Watchtower schema redesign. Current watchtowers store fixed-size encrypted blobs for each channel state. With PQ/hybrid channels, each blob grows by several kilobytes. Storing a full breach-remedy package for every state becomes expensive. Tower protocols should be redesigned around encrypted breach templates, per-state key references, or delta-compressed witness construction rather than raw full-transaction duplication. The draft BOLT 13 model needs to account for PQ witness sizes.

Backup format versioning. Static Channel Backups (SCBs) and equivalent formats must record the channel’s cryptographic policy: which signing algorithms are in use, what the revocation-hash logic is, which watchtower endpoints support the channel’s format, and any external-signer references needed to assemble a sweep. A backup that does not state the cryptographic policy of the channel will fail at the moment it is needed most.

Algorithm Selection for Lightning: A Function-Specific Assessment

Different Lightning functions have different optimization targets. No single PQ algorithm is optimal across the full protocol stack. The recommended approach uses different algorithms for different functions:

FN-DSA’s compact signatures (roughly one-third the size of ML-DSA-44) make it the preferred choice wherever on-chain footprint or network bandwidth dominates the tradeoff.
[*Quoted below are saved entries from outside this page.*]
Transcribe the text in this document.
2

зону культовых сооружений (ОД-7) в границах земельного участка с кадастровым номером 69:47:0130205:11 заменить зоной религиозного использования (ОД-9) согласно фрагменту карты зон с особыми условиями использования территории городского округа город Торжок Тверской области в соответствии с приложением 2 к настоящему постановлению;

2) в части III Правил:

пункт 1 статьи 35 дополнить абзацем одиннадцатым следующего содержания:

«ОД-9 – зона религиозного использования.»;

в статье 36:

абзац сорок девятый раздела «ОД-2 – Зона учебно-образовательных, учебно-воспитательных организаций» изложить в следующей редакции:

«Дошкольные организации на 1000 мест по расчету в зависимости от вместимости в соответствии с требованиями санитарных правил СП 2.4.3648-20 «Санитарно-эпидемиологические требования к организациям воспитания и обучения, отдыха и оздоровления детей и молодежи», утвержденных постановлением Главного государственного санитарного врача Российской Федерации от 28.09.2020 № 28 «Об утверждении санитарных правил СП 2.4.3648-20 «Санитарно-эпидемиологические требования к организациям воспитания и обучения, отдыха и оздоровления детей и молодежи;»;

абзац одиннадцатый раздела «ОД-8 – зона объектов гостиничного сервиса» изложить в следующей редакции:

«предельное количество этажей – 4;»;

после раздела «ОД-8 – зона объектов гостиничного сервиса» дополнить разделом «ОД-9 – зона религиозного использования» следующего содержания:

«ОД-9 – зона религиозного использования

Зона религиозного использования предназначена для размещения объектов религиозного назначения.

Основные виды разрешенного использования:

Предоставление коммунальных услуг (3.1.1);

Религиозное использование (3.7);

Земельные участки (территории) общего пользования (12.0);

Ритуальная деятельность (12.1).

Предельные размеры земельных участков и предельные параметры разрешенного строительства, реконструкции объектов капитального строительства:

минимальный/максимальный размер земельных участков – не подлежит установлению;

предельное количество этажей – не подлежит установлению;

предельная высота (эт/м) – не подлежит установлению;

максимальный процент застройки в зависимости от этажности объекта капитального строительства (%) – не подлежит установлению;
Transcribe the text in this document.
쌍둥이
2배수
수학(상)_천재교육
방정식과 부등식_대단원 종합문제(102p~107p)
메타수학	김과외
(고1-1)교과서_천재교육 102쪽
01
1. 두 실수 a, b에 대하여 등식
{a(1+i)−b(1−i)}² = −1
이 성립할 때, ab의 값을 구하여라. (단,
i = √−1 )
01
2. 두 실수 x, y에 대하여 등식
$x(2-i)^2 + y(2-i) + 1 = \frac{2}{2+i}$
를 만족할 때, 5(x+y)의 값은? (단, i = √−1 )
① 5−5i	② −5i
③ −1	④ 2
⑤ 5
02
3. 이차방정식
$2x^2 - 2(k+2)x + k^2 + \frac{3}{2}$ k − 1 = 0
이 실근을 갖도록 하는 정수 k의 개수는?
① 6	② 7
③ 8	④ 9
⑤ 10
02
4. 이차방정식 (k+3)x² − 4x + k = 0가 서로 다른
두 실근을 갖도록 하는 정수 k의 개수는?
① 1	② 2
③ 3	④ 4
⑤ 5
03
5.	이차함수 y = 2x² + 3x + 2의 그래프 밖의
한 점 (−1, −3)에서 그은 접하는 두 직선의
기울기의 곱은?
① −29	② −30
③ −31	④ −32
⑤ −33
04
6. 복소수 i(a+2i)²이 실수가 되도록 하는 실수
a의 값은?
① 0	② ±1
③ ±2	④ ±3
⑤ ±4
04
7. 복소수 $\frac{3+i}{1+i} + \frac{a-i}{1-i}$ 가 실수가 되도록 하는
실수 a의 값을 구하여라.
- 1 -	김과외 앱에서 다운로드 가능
The implementation complexity and FIPS timeline uncertainty mean ML-DSA serves as the fallback baseline for every function where FN-DSA is recommended. SLH-DSA’s role is as a conservative hedge: available in a P2MR script tree leaf as an emergency spending path that does not share lattice-based mathematical foundations with ML-DSA or FN-DSA.

BIP-360’s Merkle tree structure enables this multi-algorithm approach. A single P2MR funding output can contain an ML-DSA cooperative close leaf, an FN-DSA unilateral close leaf, and an SLH-DSA emergency recovery leaf. Only the leaf exercised at spend time is revealed. Crypto-agility is built into the output architecture.

The Timeline

Assembling these phases into a realistic schedule:

Phases 0-3 can begin immediately and proceed in parallel. They are entirely within Lightning’s scope and require no Bitcoin consensus changes. The exit criterion for Phases 1-3 combined: interoperability across at least two Lightning implementations (LND, CLN, Eclair, or LDK) on regtest or signet.

Phase 4 is the bottleneck. It depends on the Bitcoin BIP-360 soft fork activation, which in turn depends on Bitcoin’s governance coordination. The Lightning community should prototype the new channel type on signet in parallel with the BIP-360 review process, so that the moment the soft fork activates, the Lightning implementation is ready for mainnet opt-in rollout.

Phase 5 follows Phase 4 by approximately one year of implementation and testing. Phase 6 (splicing-based migration of existing channels) is an open-ended process that can begin as soon as the new channel type is available and should proceed organically as node operators upgrade.

The full sequence, from immediate transport upgrades through mainnet-ready PQ channels, spans roughly 4-6 years under optimistic governance assumptions. The binding constraint is not Lightning engineering. It is the Bitcoin soft fork timeline.